The turmoil at Jaguar Land Rover’s headquarters in the U.K. has not impacted dealers, says Larry Zinn, chairman of the Jaguar Land Rover Retailer Cabinet.
CEO Thierry Ballore, after just two years on the job, left abruptly in December.
The reinvention of Jaguar as an all-electric superluxury brand remains on track, with a new three-vehicle lineup due in about two years.
And while most of JLR’s competitors have found ways to earn significant profits while dealing with the microchip shortage, JLR hasn’t had a profitable quarter in almost two years.
The automaker has a backlog of more than 250,000 orders for the Range Rover, Range Rover Sport and Defender.
But the shortage of vehicles isn’t all bad news. It has helped reduce incentives and prompted customers to order their vehicles, often with expensive customized features.
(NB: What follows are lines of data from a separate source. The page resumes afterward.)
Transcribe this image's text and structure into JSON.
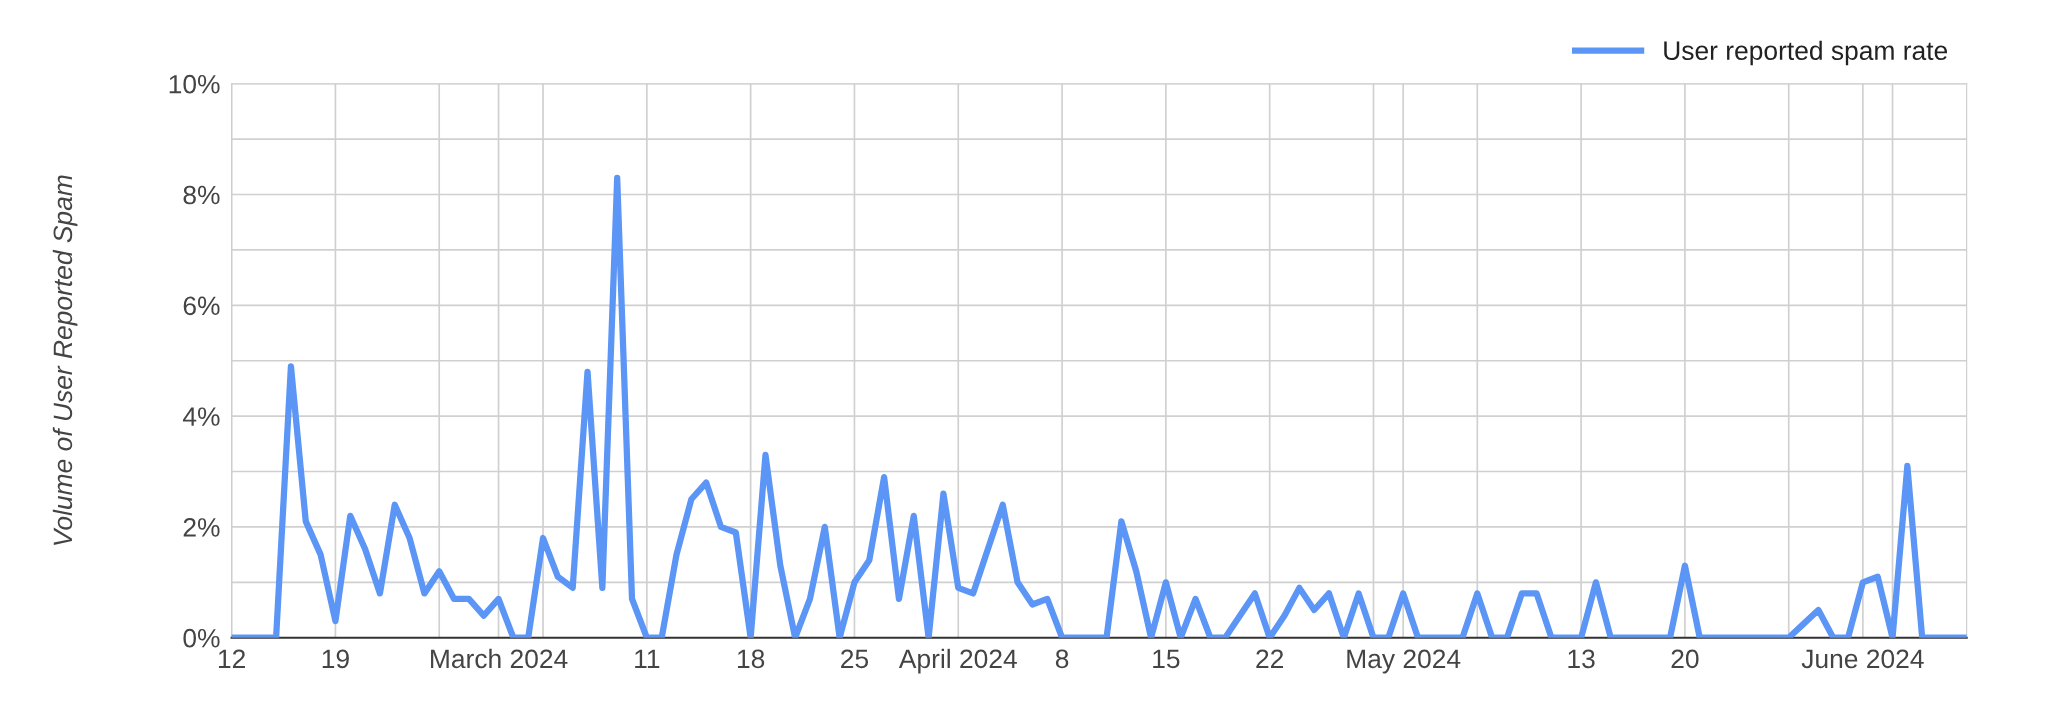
{
  "chart_data": {
    "type": "line",
    "ylabel": "Volume of User Reported Spam",
    "legend": "top right",
    "grid": true,
    "marker": "none",
    "line_style": "solid",
    "xlim": [
      "2024-02-12",
      "2024-06-08"
    ],
    "xticks": [
      {
        "value": "2024-02-12",
        "label": "12"
      },
      {
        "value": "2024-02-19",
        "label": "19"
      },
      {
        "value": "2024-02-26",
        "label": null
      },
      {
        "value": "2024-03-01",
        "label": "March 2024"
      },
      {
        "value": "2024-03-04",
        "label": null
      },
      {
        "value": "2024-03-11",
        "label": "11"
      },
      {
        "value": "2024-03-18",
        "label": "18"
      },
      {
        "value": "2024-03-25",
        "label": "25"
      },
      {
        "value": "2024-04-01",
        "label": "April 2024"
      },
      {
        "value": "2024-04-08",
        "label": "8"
      },
      {
        "value": "2024-04-15",
        "label": "15"
      },
      {
        "value": "2024-04-22",
        "label": "22"
      },
      {
        "value": "2024-04-29",
        "label": null
      },
      {
        "value": "2024-05-01",
        "label": "May 2024"
      },
      {
        "value": "2024-05-06",
        "label": null
      },
      {
        "value": "2024-05-13",
        "label": "13"
      },
      {
        "value": "2024-05-20",
        "label": "20"
      },
      {
        "value": "2024-05-27",
        "label": null
      },
      {
        "value": "2024-06-01",
        "label": "June 2024"
      },
      {
        "value": "2024-06-03",
        "label": null
      }
    ],
    "ylim": [
      0,
      10
    ],
    "yticks": [
      {
        "value": 0,
        "label": "0%"
      },
      {
        "value": 1,
        "label": null
      },
      {
        "value": 2,
        "label": "2%"
      },
      {
        "value": 3,
        "label": null
      },
      {
        "value": 4,
        "label": "4%"
      },
      {
        "value": 5,
        "label": null
      },
      {
        "value": 6,
        "label": "6%"
      },
      {
        "value": 7,
        "label": null
      },
      {
        "value": 8,
        "label": "8%"
      },
      {
        "value": 9,
        "label": null
      },
      {
        "value": 10,
        "label": "10%"
      }
    ],
    "x": [
      "2024-02-12",
      "2024-02-13",
      "2024-02-14",
      "2024-02-15",
      "2024-02-16",
      "2024-02-17",
      "2024-02-18",
      "2024-02-19",
      "2024-02-20",
      "2024-02-21",
      "2024-02-22",
      "2024-02-23",
      "2024-02-24",
      "2024-02-25",
      "2024-02-26",
      "2024-02-27",
      "2024-02-28",
      "2024-02-29",
      "2024-03-01",
      "2024-03-02",
      "2024-03-03",
      "2024-03-04",
      "2024-03-05",
      "2024-03-06",
      "2024-03-07",
      "2024-03-08",
      "2024-03-09",
      "2024-03-10",
      "2024-03-11",
      "2024-03-12",
      "2024-03-13",
      "2024-03-14",
      "2024-03-15",
      "2024-03-16",
      "2024-03-17",
      "2024-03-18",
      "2024-03-19",
      "2024-03-20",
      "2024-03-21",
      "2024-03-22",
      "2024-03-23",
      "2024-03-24",
      "2024-03-25",
      "2024-03-26",
      "2024-03-27",
      "2024-03-28",
      "2024-03-29",
      "2024-03-30",
      "2024-03-31",
      "2024-04-01",
      "2024-04-02",
      "2024-04-03",
      "2024-04-04",
      "2024-04-05",
      "2024-04-06",
      "2024-04-07",
      "2024-04-08",
      "2024-04-09",
      "2024-04-10",
      "2024-04-11",
      "2024-04-12",
      "2024-04-13",
      "2024-04-14",
      "2024-04-15",
      "2024-04-16",
      "2024-04-17",
      "2024-04-18",
      "2024-04-19",
      "2024-04-20",
      "2024-04-21",
      "2024-04-22",
      "2024-04-23",
      "2024-04-24",
      "2024-04-25",
      "2024-04-26",
      "2024-04-27",
      "2024-04-28",
      "2024-04-29",
      "2024-04-30",
      "2024-05-01",
      "2024-05-02",
      "2024-05-03",
      "2024-05-04",
      "2024-05-05",
      "2024-05-06",
      "2024-05-07",
      "2024-05-08",
      "2024-05-09",
      "2024-05-10",
      "2024-05-11",
      "2024-05-12",
      "2024-05-13",
      "2024-05-14",
      "2024-05-15",
      "2024-05-16",
      "2024-05-17",
      "2024-05-18",
      "2024-05-19",
      "2024-05-20",
      "2024-05-21",
      "2024-05-22",
      "2024-05-23",
      "2024-05-24",
      "2024-05-25",
      "2024-05-26",
      "2024-05-27",
      "2024-05-28",
      "2024-05-29",
      "2024-05-30",
      "2024-05-31",
      "2024-06-01",
      "2024-06-02",
      "2024-06-03",
      "2024-06-04",
      "2024-06-05",
      "2024-06-06",
      "2024-06-07",
      "2024-06-08"
    ],
    "series": [
      {
        "name": "User reported spam rate",
        "color": "#5b95f5",
        "values": [
          0,
          0,
          0,
          0,
          4.9,
          2.1,
          1.5,
          0.3,
          2.2,
          1.6,
          0.8,
          2.4,
          1.8,
          0.8,
          1.2,
          0.7,
          0.7,
          0.4,
          0.7,
          0,
          0,
          1.8,
          1.1,
          0.9,
          4.8,
          0.9,
          8.3,
          0.7,
          0,
          0,
          1.5,
          2.5,
          2.8,
          2.0,
          1.9,
          0,
          3.3,
          1.3,
          0,
          0.7,
          2.0,
          0,
          1.0,
          1.4,
          2.9,
          0.7,
          2.2,
          0,
          2.6,
          0.9,
          0.8,
          1.6,
          2.4,
          1.0,
          0.6,
          0.7,
          0,
          0,
          0,
          0,
          2.1,
          1.2,
          0,
          1.0,
          0,
          0.7,
          0,
          0,
          0.4,
          0.8,
          0,
          0.4,
          0.9,
          0.5,
          0.8,
          0,
          0.8,
          0,
          0,
          0.8,
          0,
          0,
          0,
          0,
          0.8,
          0,
          0,
          0.8,
          0.8,
          0,
          0,
          0,
          1.0,
          0,
          0,
          0,
          0,
          0,
          1.3,
          0,
          0,
          0,
          0,
          0,
          0,
          0,
          0.25,
          0.5,
          0,
          0,
          1.0,
          1.1,
          0,
          3.1,
          0,
          0,
          0,
          0
        ]
      }
    ]
  }
}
Dealers, Zinn said, had a great 2022.
“Jaguar Land Rover dealers have been performing at a very high level in relation to the rest of the luxury industry,” Zinn told Automotive News. “In the long term, if and when inventory normalizes, we’ll certainly see margins go down, but the volumes will go up. Hopefully that’s the offset that we need to continue to maintain the levels of profitability that we have. Additionally, with more volume comes more servicing and parts sales.”